ROUBARAM-NOS O CARNAVAL
Lembro quando no tempo de infância, correndo dos blocos das caretas; lembro o tempo de criança do som dos bailes de carnavais, locais ainda proibidos pra gente miúda como eu. Vi a chegada das charangas e do Trio com aquelas cornetas barulhentas e fartamente iluminadas: na parte de cima um naipe de sopros, na parte de baixo os sons percussivos, na verdade caixas, repiques e surdos. O cantor não detinha o principal lugar. Aliás, não havia destaque de ‘principal artista’ nem mulher nua. Com um conjunto de bons músicos, o trio elétrico invadiu as cidades de sons e magia. E os blocos de caretas, cabloquinhos e grupos de samba animavam as ruas, embalando os foliões.
Parece um tempo distante, mas não é. Parece um relato de algo que já se foi. Ledo engano.
São memórias e traços culturais ainda existentes em muitas cidades do Brasil e da Bahia. E muitas cidades em que os seus moradores nem sabem exatamente porque essas expressões e manifestações culturais sucumbiram ao tempo, com se assim fosse a trajetória histórica das coisas, dos bens culturais, divididos entre o antigo e o moderno.
Fruto do progresso impositivo, a ideia que para chegar o desenvolvimento é preciso morrer as culturas e dá lugar ao novo, impera na estrutura mental, infelizmente.
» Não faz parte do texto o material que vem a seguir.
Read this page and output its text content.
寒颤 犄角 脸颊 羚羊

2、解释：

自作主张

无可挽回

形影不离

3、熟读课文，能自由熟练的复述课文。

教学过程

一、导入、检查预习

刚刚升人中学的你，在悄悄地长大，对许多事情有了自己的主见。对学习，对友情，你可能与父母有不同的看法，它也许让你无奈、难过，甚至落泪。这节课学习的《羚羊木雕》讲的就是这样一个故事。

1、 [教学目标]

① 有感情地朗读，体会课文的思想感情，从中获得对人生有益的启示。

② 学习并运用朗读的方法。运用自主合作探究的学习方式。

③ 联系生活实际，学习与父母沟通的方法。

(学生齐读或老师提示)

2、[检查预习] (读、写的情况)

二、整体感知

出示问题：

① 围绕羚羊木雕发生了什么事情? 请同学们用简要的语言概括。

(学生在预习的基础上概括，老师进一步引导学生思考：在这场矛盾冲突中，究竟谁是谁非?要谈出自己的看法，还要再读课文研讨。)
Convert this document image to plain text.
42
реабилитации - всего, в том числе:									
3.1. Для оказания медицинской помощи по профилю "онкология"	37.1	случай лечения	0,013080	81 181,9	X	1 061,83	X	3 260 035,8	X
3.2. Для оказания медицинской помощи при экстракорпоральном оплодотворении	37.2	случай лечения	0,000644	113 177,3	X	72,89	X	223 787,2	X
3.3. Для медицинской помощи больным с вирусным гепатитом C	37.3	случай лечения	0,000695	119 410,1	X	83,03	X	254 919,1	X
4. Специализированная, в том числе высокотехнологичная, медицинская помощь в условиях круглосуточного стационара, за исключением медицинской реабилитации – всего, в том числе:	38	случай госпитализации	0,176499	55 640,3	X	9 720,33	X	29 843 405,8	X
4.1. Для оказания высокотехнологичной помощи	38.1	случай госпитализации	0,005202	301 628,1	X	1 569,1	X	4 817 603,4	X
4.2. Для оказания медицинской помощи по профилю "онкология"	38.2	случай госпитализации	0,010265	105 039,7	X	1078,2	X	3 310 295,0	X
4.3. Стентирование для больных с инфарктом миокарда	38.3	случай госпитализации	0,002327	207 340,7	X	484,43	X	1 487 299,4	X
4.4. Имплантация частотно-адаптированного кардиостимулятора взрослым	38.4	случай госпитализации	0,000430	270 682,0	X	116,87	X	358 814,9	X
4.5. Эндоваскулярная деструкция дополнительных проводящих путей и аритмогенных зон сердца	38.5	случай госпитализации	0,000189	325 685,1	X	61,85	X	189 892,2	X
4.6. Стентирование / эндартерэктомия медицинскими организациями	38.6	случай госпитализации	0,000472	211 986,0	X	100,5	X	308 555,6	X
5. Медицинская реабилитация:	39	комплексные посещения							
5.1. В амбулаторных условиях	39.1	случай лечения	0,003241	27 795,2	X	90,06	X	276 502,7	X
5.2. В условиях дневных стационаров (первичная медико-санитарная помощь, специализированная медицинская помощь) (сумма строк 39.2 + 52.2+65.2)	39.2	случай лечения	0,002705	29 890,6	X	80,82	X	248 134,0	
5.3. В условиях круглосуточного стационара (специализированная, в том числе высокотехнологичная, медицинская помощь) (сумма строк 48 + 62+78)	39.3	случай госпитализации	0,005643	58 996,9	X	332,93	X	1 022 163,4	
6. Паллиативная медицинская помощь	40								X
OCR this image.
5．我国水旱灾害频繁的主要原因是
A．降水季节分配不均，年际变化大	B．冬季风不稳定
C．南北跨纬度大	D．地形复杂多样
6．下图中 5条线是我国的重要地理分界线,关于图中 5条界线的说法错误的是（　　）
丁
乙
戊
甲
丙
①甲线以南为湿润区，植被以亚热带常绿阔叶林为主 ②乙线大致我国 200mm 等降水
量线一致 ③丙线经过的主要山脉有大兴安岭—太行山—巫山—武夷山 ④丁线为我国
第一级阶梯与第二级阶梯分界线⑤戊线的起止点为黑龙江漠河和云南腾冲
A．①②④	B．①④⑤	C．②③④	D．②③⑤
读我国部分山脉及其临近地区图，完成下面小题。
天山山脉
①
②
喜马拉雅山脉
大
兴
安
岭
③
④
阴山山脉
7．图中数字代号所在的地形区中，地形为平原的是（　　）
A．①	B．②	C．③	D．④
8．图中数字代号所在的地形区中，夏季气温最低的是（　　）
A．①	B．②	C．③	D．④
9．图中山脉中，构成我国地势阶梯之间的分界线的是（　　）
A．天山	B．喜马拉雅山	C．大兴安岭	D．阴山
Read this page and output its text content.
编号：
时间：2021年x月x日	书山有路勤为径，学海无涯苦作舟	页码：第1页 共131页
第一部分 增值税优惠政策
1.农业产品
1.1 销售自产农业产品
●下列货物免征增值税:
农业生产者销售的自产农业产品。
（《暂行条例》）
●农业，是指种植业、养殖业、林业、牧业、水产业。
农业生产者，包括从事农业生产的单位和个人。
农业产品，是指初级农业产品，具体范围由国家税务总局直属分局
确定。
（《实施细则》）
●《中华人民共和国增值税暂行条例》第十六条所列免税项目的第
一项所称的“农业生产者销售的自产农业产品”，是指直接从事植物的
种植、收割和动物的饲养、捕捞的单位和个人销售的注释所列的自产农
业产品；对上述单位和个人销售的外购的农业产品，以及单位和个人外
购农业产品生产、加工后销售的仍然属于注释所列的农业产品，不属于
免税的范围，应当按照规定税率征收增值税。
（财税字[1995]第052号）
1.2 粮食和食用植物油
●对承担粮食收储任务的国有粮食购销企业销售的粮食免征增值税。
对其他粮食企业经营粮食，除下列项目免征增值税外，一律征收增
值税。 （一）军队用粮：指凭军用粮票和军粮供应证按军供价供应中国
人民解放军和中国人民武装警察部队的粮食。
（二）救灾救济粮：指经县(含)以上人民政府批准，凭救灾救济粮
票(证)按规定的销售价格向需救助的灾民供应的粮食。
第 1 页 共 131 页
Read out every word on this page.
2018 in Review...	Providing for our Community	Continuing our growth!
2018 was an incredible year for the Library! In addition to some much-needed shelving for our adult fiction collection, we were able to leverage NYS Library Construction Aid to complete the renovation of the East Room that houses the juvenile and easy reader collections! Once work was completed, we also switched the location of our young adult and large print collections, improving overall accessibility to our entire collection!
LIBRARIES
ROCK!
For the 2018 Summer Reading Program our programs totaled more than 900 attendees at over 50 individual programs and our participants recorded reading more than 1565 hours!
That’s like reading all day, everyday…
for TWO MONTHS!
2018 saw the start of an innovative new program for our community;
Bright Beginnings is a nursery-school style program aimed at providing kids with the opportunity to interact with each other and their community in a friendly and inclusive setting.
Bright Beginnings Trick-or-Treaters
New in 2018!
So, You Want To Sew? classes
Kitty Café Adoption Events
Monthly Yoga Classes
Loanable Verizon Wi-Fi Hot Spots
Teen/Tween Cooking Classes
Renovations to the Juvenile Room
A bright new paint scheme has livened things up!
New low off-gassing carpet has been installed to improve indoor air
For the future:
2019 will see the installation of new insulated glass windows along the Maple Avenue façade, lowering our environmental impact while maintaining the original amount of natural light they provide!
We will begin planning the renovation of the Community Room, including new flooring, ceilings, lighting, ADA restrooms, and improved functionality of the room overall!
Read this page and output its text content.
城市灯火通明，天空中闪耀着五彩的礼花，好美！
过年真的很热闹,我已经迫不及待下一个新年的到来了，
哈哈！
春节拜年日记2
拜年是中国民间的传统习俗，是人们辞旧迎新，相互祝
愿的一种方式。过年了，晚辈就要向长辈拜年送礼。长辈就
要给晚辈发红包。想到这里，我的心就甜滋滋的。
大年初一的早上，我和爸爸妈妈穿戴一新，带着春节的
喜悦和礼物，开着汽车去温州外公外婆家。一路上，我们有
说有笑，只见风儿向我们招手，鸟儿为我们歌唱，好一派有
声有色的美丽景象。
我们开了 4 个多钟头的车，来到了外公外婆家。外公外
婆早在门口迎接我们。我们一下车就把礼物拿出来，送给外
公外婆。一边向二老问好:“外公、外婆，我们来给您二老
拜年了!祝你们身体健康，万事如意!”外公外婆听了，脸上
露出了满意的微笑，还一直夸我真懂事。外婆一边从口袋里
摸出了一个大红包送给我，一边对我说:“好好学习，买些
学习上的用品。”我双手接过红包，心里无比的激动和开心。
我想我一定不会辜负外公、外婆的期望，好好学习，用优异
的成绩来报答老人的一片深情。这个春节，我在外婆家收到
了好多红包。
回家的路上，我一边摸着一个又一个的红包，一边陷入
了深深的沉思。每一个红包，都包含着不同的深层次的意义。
Com explicar a resistência que algumas cidades demonstram, conseguindo manter o seu carnaval tradicional, o que explica que até hoje continuem de pé as brincadeiras, caretas, cabloquinhos e blocos nas ruas? As Folias de Reis, A chegança, etc?
É mais fácil explicar – de certo modo – o que aconteceu com as cidades que perderam as tradições culturais, tanto do carnaval quanto de outros folguedos, festividades e celebrações. No caso do carnaval, em cidades do interior da Bahia havia um modo especifico do fazer cultural dos carnavais que não diferenciava muito da capital.
E existe sim, explicações, fenômenos sociais, dados estatísticos que mostram como o desenvolvimento em diferentes regiões da Bahia foi sendo imposto, sua face medonha, num modelo econômico de desenvolvimento que desestruturou culturas, definiu espaços os geograficamente ricos para atender ricos e os espaços socialmente excludentes, para apartar gente. Feito isso, leiloou às empresas turísticas, empresas de hotelarias, do ramo dos transportes e também da indústria musical e do lixo cultural, as cidades potencialmente lucrativas, investindo altas somas de dinheiro em incrementos de infra estrutura que não tem nada que ver com o atendimento dos cidadãos, moradores dali e sim para atender especificamente aos turistas e as empresas que operam arrancando o dinheiro dos gringos ou permitindo a ocupação de importantes áreas ambientais por projetos de alto impacto socioambiental.
Tudo isso tem relação direta com as dinâmicas culturais da região e que afetou também os nossos carnavais. Tempo que não volta mais.